Анаис вглядывалась в перерубленную шею животного. Мертвые ткани приобрели темно-фиолетовый оттенок. Словно корзина, полная спелой ежевики, подумалось ей. Поверх раны поблескивали какие-то мелкие кристаллики.

– Расскажите мне, как они умирают.

– То есть?

– Как бык погибает на арене?

Фермер пожал плечами:

– Матадор вонзает в затылок быку шпагу по самую гарду.

– Какой длины лезвие шпаги?

– Восемьдесят пять сантиметров. Чтобы могла достичь артерии или легочной вены.

Анаис будто наяву увидела, как остро заточенный клинок проникает сквозь черную шкуру, пронзая органы и ткани. А вот и она маленькой испуганной девочкой сидит на каменных ступенях амфитеатра. От ужаса она прижималась к отцу, а он обнимал ее, защищая. И смеялся. Подонок.

– Но до этого пикадор перерубает быку затылочное сухожилие пикой, – сказала она.

– Ну да.

– Потом в дело вступают бандерильеро. Они расширяют рану, чтобы потекла кровь.

– Если вы и так все знаете, зачем спрашиваете?

– Я хочу составить четкое представление обо всех этапах умерщвления быка. Это ведь довольно кровавая картина?
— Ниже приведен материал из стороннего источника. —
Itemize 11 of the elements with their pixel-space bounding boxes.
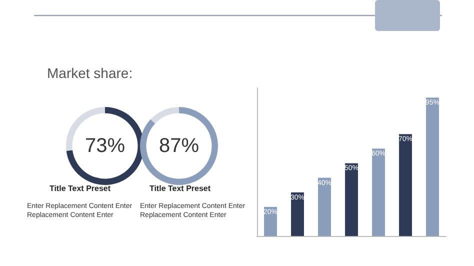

– Ничего подобного. Все травмы носят внутренний характер. Матадор не должен задевать легкие животного. Публика не любит, когда бык плюется кровью.

– Да ну? Значит, матадор своей шпагой его просто приканчивает? Так сказать, наносит удар милосердия?

– Послушайте, чего вы ко мне привязались? Чего вы от меня-то хотите?

– Я хочу выяснить, не мог ли убийца быть матадором.

– Мясником, а не матадором.

– А разве это не одно и то же?

Mayoral направился к двери, показывая, что разговор окончен. Опять Анаис все испортила. Она нагнала его на пороге. Дождь перестал, сквозь тучи несмело проглянули лучи солнца, заставив лужи сверкать зеркальным блеском.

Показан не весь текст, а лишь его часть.